Spokesperson for the UN High Commissioner for Human Rights: Rupert Colville
Date: 21 December 2012
The situation in eastern DRC continues to be of serious concern. According to recent UN human rights investigations, at least 126 women, including 24 minors, were reportedly victims of sexual violence, including rape, between 20 and 30 November, in the town of Minova and surrounding villages, in Kalehe territory, South Kivu province.
So far, two UN Joint Human Rights Office teams have visited the area this month and have interviewed more than 200 people.
The perpetrators allegedly were soldiers of the Congolese Army (FARDC), and the crimes seem to have been committed for the most part as they were retreating from the fighting in Goma and Sake. The teams also documented two cases of arbitrary execution, and other cases of mistreatment and widespread looting. Investigations by judicial authorities into these violations are ongoing, and so far nine FARDC soldiers have been arrested on charges of looting or rape.
Following the fall of Goma to the M23 rebel group on 20 November and Sake on 22 November, UN human rights teams have also documented cases of arbitrary execution, enforced disappearances, degrading treatment and rape against civilians by M23 fighters in Goma and surrounding areas. The looting of dozens of public and private buildings in Goma and of scores of vehicles by M23 was also reported.
UN human rights teams have also received allegations of serious human rights violations, including forced recruitment, mistreatment and arbitrary executions of civilians in areas of Rutshuru territory, stronghold of the M23.
We are highly concerned by these events, which once again are devastating the lives of civilians in Eastern DRC; and we are appalled that yet again women and girls are being targeted by a variety of groups, including the national army that is supposed to protect them. We urge parties to the conflict to ensure strict respect for human rights and international humanitarian law. Further measures should be taken as a matter of priority to identify alleged perpetrators of such violations and to hold them to account.
2) Hissène Habré
We welcome the fact that the Senegalese National Assembly adopted on December 19, 2012, laws establishing special chambers within the existing Senegalese court structure to enable criminal proceedings against the former president of Chad, Hissène Habré.
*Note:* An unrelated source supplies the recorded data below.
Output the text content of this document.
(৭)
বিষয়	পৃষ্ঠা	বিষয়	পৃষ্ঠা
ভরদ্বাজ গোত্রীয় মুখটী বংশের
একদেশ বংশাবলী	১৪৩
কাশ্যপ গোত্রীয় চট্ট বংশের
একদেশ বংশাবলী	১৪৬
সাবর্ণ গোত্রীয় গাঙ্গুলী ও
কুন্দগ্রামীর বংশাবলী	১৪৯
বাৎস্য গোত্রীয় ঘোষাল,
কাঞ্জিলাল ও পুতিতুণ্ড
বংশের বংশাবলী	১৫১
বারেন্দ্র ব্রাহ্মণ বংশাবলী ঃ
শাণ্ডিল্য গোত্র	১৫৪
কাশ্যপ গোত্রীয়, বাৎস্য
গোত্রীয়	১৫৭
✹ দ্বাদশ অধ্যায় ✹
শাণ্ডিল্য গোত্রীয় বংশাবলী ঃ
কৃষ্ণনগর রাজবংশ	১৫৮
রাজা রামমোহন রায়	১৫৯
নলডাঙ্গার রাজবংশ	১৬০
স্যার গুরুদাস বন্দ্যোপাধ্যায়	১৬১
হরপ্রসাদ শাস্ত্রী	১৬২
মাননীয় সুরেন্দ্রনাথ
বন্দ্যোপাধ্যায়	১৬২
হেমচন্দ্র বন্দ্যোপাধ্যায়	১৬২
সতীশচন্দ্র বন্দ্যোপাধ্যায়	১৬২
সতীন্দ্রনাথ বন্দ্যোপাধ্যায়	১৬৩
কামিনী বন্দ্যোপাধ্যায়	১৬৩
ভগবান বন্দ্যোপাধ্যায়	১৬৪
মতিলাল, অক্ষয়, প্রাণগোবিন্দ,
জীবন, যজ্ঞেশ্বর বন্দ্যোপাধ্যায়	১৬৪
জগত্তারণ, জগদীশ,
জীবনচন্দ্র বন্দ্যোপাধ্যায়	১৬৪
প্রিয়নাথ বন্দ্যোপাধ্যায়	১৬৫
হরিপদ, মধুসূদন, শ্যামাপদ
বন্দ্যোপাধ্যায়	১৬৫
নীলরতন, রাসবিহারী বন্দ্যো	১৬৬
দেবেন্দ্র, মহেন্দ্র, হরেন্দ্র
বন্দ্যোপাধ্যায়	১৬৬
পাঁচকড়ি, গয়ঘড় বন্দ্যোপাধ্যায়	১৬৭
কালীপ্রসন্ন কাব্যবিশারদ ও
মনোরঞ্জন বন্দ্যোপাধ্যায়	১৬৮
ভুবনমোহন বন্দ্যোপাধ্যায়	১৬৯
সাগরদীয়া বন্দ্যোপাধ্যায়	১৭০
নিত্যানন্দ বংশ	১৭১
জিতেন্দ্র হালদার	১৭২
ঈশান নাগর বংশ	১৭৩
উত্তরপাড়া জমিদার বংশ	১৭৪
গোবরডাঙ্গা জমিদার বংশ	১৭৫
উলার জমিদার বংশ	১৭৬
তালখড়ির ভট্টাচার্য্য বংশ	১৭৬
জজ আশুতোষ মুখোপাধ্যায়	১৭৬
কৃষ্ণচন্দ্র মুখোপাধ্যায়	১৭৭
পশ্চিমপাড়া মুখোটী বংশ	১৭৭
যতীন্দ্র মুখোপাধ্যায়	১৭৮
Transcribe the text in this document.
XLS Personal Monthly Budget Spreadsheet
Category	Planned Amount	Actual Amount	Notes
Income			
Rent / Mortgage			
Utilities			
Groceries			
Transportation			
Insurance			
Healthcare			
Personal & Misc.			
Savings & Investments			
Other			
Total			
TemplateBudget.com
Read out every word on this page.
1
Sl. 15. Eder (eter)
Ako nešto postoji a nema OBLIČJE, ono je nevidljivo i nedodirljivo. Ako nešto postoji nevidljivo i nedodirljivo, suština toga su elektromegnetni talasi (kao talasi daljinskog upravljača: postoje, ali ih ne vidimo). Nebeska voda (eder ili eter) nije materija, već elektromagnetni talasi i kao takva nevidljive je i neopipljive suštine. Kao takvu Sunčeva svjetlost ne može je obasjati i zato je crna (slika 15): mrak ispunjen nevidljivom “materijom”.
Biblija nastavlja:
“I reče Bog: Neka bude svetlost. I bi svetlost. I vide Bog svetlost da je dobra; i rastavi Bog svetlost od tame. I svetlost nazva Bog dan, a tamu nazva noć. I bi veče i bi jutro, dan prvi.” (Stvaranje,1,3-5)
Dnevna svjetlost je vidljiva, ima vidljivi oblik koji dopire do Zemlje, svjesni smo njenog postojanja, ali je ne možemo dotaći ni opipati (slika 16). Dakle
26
OHCHR has long supported the effort of the African Union to ensure accountability for the gross human rights violations that were allegedly committed during Mr. Habré's rule and is encouraged by the efforts of the current Government of Senegal to achieve progress in the matter.
We are concerned by what appears to be the enforced disappearance of Mr. Sombath Somphone, a prominent human rights defender in the Lao People’s Democratic Republic. We are highly concerned for his safety and believe that his abduction may be related to his human rights work.
Mr Somphone was last seen at about 6pm on 15 December 2012 on his way home. Security camera footage reportedly shows that he was stopped at the police post on Thadeua Road in Vientiane, the capital, and was then driven away in a car by men in civilian clothes. His family has been unable to locate him since then, despite repeated calls to the authorities and searches in the local area.
Mr. Somphone is the former director of the Participatory Development Training Centre, an NGO he founded in 1996 to promote education, training and sustainable development. In 2005, he won the Ramon Magsaysay Award for Community Leadership, which is one of Asia’s top civil awards, for his work in poverty reduction and sustainable development.
We welcome the Government’s recent statement that a serious investigation is underway, and urge the authorities to do everything possible to ensure that Mr. Somphone is found safe and unharmed.